Das weiß auch Goiginger, der mittlerweile seit über sechs Jahren beim LASK aktiv ist und auf eben jener Position viele, viele großartige Spiele ablieferte.
Bei der Rückkehr zur Dreierkette habe es seine Mannschaft "ganz gut gemacht", findet der 30-Jährige. Aber auch mit Viererkette habe sein Team zuletzt starke Leistungen abgeliefert, so der Salzburger weiters.
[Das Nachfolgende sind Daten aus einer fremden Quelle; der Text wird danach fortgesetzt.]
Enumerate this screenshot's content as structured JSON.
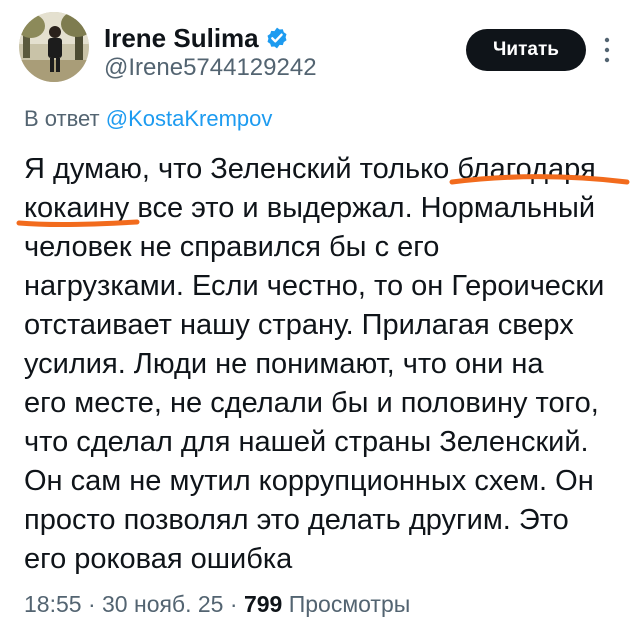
{
  "author": {
    "display_name": "Irene Sulima",
    "handle": "@Irene5744129242",
    "verified_color": "#1d9bf0"
  },
  "follow_button": {
    "label": "Читать"
  },
  "reply_context": {
    "prefix": "В ответ",
    "mention": "@KostaKrempov"
  },
  "tweet": {
    "lines": [
      "Я думаю, что Зеленский только благодаря",
      "кокаину все это и выдержал. Нормальный",
      "человек не справился бы с его",
      "нагрузками. Если честно, то он Героически",
      "отстаивает нашу страну. Прилагая сверх",
      "усилия. Люди не понимают, что они на",
      "его месте, не сделали бы и половину того,",
      "что сделал для нашей страны Зеленский.",
      "Он сам не мутил коррупционных схем. Он",
      "просто позволял это делать другим. Это",
      "его роковая ошибка"
    ],
    "highlight_color": "#f26b1d"
  },
  "meta": {
    "time": "18:55",
    "separator": "·",
    "date": "30 нояб. 25",
    "views_count": "799",
    "views_label": "Просмотры"
  },
  "colors": {
    "text": "#0f1419",
    "secondary": "#536471",
    "link": "#1d9bf0",
    "button_bg": "#0f1419"
  }
}
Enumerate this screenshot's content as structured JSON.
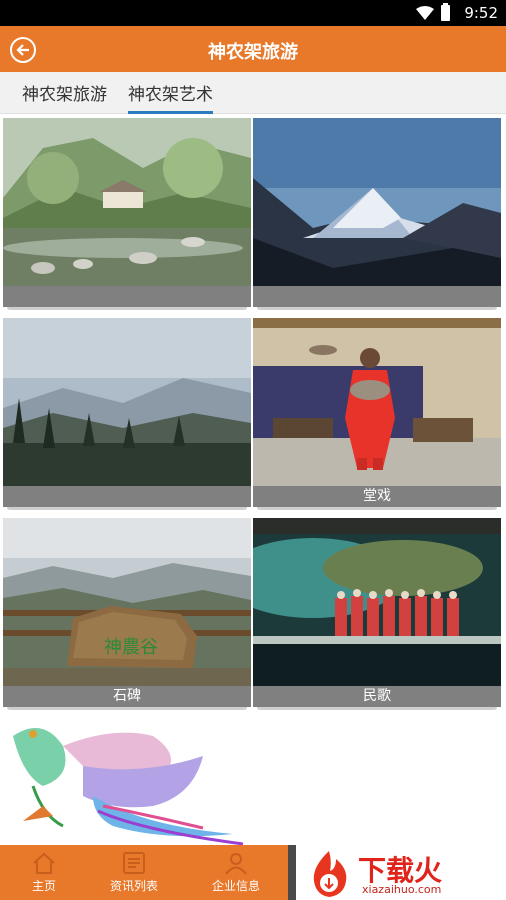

Was denn die Unterschiede zur Sageders Dreierkette im Vergleich zu jener von Glasner, Ismael und Co. seien? "Es gibt keinen großen Unterschied. Eine Dreierkette ist für die Mannschaft anders zu spielen. Aber jedes System hat seine Vor- und Nachteile. Ein perfektes System gibt es nicht, weil sonst würde jeder dieses System spielen", so Goiginger.
Standards bleiben eine Schwäche
Ein Unterschied zu früher ist ganz sicher die Qualität der Standards beim LASK, sowohl offensiv als auch defensiv.
Während die Linzer früher als absolute Standard-Könige bekannt und gefürchtet waren, läuft momentan kaum mehr etwas nach ruhenden Bällen. Zu allem Überfluss kassierte man den Gegentreffer gegen Zrinjski nach einem katastrophal verteidigten Freistoß.
Eine große Enttäuschung für Sageder, der bei seinem Amtsantritt großen Wert darauf legte, die Standard-Stärke zurück nach Linz zu bringen, und dafür mit Clemens Zulehner einen Vollzeit-Standardtrainer an Bord holte. Der 31-Jährige war davor bei der SV Ried tätig und dort dafür mitverantwortlich, dass die "Wikinger" in der Vorsaison trotz des Abstiegs eines der gefährlichsten österreichischen Teams nach ruhenden Bällen waren.
"Der Gegentreffer wäre vermeidbar gewesen", knirschte Sageder im "ORF"-Interview nach dem Europacup-Auftakt nur.
Einmal Dreierkette, immer Dreierkette?
Auf den Oberösterreicher wartet bei seinem ersten großen Trainerposten also auch weit nach dem Saisonstart noch einiges an Arbeit. Am Donnerstag ließen seine Linzer zumindest im Ansatz erkennen, was in ihnen steckt und wie effektiv das Sagedersche Pressing sein kann, wenn es denn greift.
Das Experiment "Rückkehr zur Dreierkette" darf insofern als erfolgreich abgestempelt werden, als die Athletiker gegen Zrinjski nicht nur deutlich mehr hohe Ballgewinne als zuletzt erzielen konnten, sondern auch defensiv äußerst sicher standen und aus dem Spiel heraus bis auf einen Stangenschuss nichts zuließen.
Bleibt es also künftig bei der Dreierkette, Thomas Sageder?
"Das werde ich mir überlegen", grinst der 39-Jährige vielsagend.